The origin story of the Poetry Olympics is not as simple as the premise. I’ve been writing poetry for 31 years and through those years never in my life had I ever experienced writer’s block. I had no idea how crippling and debilitating it could be to be surrounded by self-doubt. Emotions transmute themselves to a freshly opened box of Kleenex that houses a pile of used tissues absorbed with tears. A pain so immense it genuinely renders you incapable of even moving forward. One day, I spoke to my good friend Tony who in his own right is an accomplished Singer/Songwriter. I told him those dreaded words: “I could not write anymore.” I felt so broken as though the words would never find a way to me ever again. Do you know how difficult it is to write a poem when you are creatively blocked? It has got to be one of the worst feelings ever. Do you know how hard it is, as a writer, to try something new and knowing you might fail? Tony suggested a bunch of activities I could perform to get myself out of my funk. He knew how much I love poetry and suggested I create the Poetry Olympics. It could be an exercise not only to cure myself but, to equally inspire others who are also in a drought. It’s as though there was a magic door that opened every single possibility. The poetic forms to be explored would include but are not limited to: Abstract, Erasure, Cinquain, Katauta, Haiku, Tanka, Prose & of course, the ever-lasting Shakespearean Sonnet. I also had to think about prizes. I mean, what kind of Olympics would it be without prizes? I was frightened, really. All I really wanted to do was ask those independent writers who would be participating in book donations to serve as prizes. But at this point, I really had nothing left to lose; the worst thing that could happen was for someone to say no.
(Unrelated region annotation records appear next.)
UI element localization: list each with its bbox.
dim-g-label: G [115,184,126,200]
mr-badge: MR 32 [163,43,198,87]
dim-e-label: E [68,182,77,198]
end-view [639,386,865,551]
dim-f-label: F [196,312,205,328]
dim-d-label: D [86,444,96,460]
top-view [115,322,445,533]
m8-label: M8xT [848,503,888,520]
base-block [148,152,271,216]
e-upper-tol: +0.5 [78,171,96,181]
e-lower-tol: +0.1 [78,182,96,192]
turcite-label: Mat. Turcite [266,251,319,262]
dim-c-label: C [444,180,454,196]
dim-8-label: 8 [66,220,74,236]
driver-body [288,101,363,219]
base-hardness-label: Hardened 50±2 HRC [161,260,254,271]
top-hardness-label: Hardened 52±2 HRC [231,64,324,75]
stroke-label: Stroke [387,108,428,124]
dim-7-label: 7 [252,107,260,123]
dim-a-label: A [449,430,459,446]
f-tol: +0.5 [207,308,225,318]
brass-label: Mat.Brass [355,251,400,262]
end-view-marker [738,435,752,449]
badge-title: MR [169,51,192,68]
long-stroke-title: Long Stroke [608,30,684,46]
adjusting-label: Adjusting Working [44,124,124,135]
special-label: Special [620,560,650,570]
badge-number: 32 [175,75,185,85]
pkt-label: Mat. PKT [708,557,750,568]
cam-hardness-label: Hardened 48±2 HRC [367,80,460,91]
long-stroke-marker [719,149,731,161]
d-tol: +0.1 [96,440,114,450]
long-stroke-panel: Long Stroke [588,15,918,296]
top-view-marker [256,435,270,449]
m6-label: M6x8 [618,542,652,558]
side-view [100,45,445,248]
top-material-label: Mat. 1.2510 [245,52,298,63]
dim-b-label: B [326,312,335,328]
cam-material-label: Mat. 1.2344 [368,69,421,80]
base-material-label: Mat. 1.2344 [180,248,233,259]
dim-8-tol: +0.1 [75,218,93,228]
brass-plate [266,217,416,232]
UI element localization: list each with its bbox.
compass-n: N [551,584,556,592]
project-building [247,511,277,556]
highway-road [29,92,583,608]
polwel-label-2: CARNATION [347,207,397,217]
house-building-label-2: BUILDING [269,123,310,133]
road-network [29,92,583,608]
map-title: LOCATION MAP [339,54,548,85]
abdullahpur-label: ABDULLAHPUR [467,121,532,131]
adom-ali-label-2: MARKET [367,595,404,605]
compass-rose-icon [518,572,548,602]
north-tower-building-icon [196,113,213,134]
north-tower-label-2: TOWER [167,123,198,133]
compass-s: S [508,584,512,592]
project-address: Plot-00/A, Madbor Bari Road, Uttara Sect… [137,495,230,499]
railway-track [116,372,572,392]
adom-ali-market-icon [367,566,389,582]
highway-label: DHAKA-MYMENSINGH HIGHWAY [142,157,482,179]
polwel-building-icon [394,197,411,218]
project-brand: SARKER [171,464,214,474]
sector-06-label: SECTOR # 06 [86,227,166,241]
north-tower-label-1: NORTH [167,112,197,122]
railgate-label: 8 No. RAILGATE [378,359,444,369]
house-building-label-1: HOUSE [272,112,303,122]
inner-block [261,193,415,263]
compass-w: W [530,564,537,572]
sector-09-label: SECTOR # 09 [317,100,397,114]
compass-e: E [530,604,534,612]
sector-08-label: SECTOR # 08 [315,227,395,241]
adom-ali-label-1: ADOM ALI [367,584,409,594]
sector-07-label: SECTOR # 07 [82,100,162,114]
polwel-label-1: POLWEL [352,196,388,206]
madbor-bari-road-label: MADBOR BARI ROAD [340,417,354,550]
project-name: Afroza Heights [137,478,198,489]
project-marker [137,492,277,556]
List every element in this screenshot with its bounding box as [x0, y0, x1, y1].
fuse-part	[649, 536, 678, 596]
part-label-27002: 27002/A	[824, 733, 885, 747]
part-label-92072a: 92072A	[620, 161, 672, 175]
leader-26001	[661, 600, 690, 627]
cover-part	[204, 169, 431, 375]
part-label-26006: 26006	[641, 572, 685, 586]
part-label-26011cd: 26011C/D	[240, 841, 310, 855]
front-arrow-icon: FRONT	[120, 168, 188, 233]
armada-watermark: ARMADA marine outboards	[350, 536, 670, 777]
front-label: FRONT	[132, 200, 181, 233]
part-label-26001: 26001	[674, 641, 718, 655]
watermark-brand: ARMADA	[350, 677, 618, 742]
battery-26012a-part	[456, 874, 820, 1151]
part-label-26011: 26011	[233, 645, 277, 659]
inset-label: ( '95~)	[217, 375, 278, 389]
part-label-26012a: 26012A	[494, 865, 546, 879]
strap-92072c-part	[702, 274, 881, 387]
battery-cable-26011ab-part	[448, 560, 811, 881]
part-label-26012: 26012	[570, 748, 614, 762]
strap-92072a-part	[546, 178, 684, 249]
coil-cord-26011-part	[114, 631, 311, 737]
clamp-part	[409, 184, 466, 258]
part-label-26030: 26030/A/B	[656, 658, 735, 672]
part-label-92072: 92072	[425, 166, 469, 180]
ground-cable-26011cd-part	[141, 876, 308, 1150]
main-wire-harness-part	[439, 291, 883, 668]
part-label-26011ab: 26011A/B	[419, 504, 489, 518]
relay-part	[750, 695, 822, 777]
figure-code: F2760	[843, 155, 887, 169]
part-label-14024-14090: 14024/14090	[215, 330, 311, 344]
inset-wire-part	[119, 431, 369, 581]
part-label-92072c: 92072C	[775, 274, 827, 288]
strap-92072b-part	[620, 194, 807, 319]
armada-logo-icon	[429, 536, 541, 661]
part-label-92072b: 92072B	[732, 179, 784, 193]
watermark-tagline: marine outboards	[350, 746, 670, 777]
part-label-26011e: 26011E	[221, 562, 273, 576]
“This is one of the most original and highly exciting ideas I have heard of in many years, I am sure it will be a great success and grow to become an important avenue for new works of poetry to find a wider audience.”Tony Moore
At first, all I wanted for the event was eBooks but then, some writers approached me saying that they would rather donate printed books. With my committee at my back, we decided to give printed books to those who would receive the gold classification for that day and eBooks to the silver & bronze winners. I made a deal with all the writers who wanted to mail their books out that even though this is an international event no one will have to ship outside of their home countries, which in turn means that no one will end up paying a ton in shipping. There are so many contributors I could not possibly list them all. But, let me say this the caliber of independent writers is beyond my wildest dreams. It’s quite inspirational if you think about it. And now, almost three years later we have started to accept spoken verse pieces as prizes. It’s such a personal touch to hear the author\’s voice connect with the words. It brings them to another level, to connect not only to the words but also the voice of the source of that particular piece of poetry.